Sinais e sintomas da síndrome de Hunter

Os sintomas da síndrome de Hunter (MPS II) geralmente não são aparentes no nascimento e começam a se tornar perceptíveis após o primeiro ano de vida. Normalmente, os primeiros sintomas da síndrome de Hunter podem incluir hérnia inguinal/umbilical, infecções de ouvido, coriza e resfriados. Como estes sintomas são bastante comuns nas crianças, é pouco provável que o médico faça um diagnóstico imediato da síndrome de Hunter.

À medida que os GAGs vão se acumulando em todas as células do corpo, os sinais da síndrome de Hunter se tornam mais visíveis e crônicos. Entre as manifestações físicas apresentadas por muitas crianças com a síndrome de Hunter destacam-se as características faciais grosseiras típicas, como a fronte saliente, ponte nasal rebaixada (“nariz em sela”) e a macroglossia (aumento da língua). Por isso, é comum que as crianças com síndrome de Hunter sejam parecidas entre si, mesmo quando não tenham qualquer grau de parentesco.

Alguns pacientes também podem apresentar cabeça e abdômen com volumes aumentados. No decorrer dos anos, as infecções de ouvido e do trato respiratório tornam-se mais freqüentes.

O acúmulo contínuo de GAGs nas diversas células do corpo pode fazer com que os órgãos apresentem problemas graves. O espessamento das válvulas e paredes do coração podem resultar em declínio progressivo da função cardíaca. As paredes das vias respiratórias podem aumentar, causando problemas respiratórios durante o sono (doença obstrutiva das vias aéreas).

Os portadores da síndrome de Hunter também podem apresentar capacidade limitada dos pulmões devido ao envolvimento pulmonar. Como o fígado e baço aumentam com o tempo, a barriga pode ficar grande, deixando as hérnias mais perceptíveis. Todas as articulações importantes (incluindo as do pulso, cotovelo, ombro, quadril e joelho) podem ser afetadas pela síndrome, causando o endurecimento delas com a conseqüente limitação de movimento. O envolvimento progressivo das articulações dos dedos das mãos reduz a capacidade de pegar pequenos objetos. Os efeitos nas outras articulações, como quadril e joelho, resultam na progressiva dificuldade de andar normalmente. Pode ainda ocorrer uma diminuição da função das mãos em decorrência da síndrome do túnel do carpo. Os ossos (especialmente os longos e os da coluna) costumam ser afetados também, resultando em baixa estatura.

Além disso, lesões dérmicas granulares de coloração marfim podem aparecer nos antebraços, pernas e parte superior das costas de alguns portadores da síndrome.

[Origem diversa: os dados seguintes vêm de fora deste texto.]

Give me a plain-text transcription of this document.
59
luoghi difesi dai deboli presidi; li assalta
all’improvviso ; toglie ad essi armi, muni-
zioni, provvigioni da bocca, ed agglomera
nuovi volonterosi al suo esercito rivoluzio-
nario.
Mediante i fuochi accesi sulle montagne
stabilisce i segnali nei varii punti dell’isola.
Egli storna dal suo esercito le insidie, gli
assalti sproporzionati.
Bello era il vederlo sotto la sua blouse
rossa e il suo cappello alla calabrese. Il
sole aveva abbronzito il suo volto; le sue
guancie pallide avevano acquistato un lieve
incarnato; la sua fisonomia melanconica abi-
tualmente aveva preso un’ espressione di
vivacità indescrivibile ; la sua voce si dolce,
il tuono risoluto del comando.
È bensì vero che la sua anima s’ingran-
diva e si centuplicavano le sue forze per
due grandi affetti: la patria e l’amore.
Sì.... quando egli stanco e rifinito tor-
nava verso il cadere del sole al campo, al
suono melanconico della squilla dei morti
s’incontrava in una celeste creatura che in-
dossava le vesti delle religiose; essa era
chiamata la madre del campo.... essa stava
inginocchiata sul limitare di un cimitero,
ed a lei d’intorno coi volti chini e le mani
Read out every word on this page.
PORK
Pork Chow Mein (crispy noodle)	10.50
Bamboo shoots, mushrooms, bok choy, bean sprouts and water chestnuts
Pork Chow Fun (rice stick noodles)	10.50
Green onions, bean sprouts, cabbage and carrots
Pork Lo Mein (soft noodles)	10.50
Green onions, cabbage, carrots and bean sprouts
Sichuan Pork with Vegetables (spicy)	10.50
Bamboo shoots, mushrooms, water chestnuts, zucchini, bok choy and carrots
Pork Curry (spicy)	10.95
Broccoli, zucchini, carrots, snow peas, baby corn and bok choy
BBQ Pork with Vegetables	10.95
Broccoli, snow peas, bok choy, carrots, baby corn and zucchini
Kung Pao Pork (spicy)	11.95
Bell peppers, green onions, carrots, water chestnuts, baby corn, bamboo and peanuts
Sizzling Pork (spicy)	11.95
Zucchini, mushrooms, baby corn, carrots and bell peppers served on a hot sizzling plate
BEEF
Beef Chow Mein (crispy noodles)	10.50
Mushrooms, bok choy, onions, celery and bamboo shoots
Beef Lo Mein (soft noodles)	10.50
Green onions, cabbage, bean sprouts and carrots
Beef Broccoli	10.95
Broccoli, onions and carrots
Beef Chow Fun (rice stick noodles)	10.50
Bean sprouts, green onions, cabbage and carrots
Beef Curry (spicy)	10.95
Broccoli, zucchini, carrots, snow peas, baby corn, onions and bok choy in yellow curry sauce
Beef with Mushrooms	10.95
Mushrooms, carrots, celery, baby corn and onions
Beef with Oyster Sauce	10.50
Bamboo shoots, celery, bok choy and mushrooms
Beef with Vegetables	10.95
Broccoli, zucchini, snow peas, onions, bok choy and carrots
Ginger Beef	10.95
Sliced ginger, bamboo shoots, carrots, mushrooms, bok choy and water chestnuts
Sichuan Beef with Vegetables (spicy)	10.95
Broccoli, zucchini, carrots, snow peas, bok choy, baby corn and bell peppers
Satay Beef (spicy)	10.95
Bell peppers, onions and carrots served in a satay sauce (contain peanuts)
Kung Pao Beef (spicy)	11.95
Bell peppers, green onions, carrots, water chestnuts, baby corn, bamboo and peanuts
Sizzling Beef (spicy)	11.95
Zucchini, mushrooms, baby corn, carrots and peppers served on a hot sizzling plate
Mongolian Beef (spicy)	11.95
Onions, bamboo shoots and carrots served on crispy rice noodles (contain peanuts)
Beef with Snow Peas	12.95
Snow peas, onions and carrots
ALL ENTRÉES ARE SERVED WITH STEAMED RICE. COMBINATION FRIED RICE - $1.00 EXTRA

A presença ou ausência das lesões dérmicas, contudo, não é útil para prever a gravidade clínica da síndrome de Hunter.

Por fim, o acúmulo de GAGs no cérebro pode levar o paciente a um atraso no desenvolvimento neuropsicomotor com subseqüente retardo mental. A velocidade e o grau de progressão da doença podem diferir de pessoa para pessoa acometida pela síndrome de Hunter, já que a mesma geralmente apresenta ampla variabilidade quanto à gravidade de sintomas.

(Veja a tabela abaixo com um resumo dos sinais e sintomas iniciais e tardios)

A gravidade dos sintomas da síndrome de Hunter pode variar muito, por isso é importante observar que, apesar do termo "brando" usado às vezes pelos médicos ao se referirem às manifestações clínicas mais “leves” dos portadores da síndrome, os efeitos da doença podem ser bastante sérios, mesmo quando ela é considerada uma forma branda. Duas das mais significativas áreas de variabilidade são o grau de deficiência mental e de expectativa de vida. Alguns pacientes não apresentam atraso neuropsicomotor e vivem até os 20 ou 30 anos de idade. Existem alguns relatos ocasionais de pessoas que chegaram a ser sexagenárias.

A qualidade de vida mantém-se alta para um grande número de pacientes, e muitos adultos são ativos profissionalmente. Por outro lado, outros pacientes desenvolvem deficiência mental grave e têm uma expectativa de vida de 15 anos ou menos em decorrência de outras complicações associadas às formas mais graves da síndrome.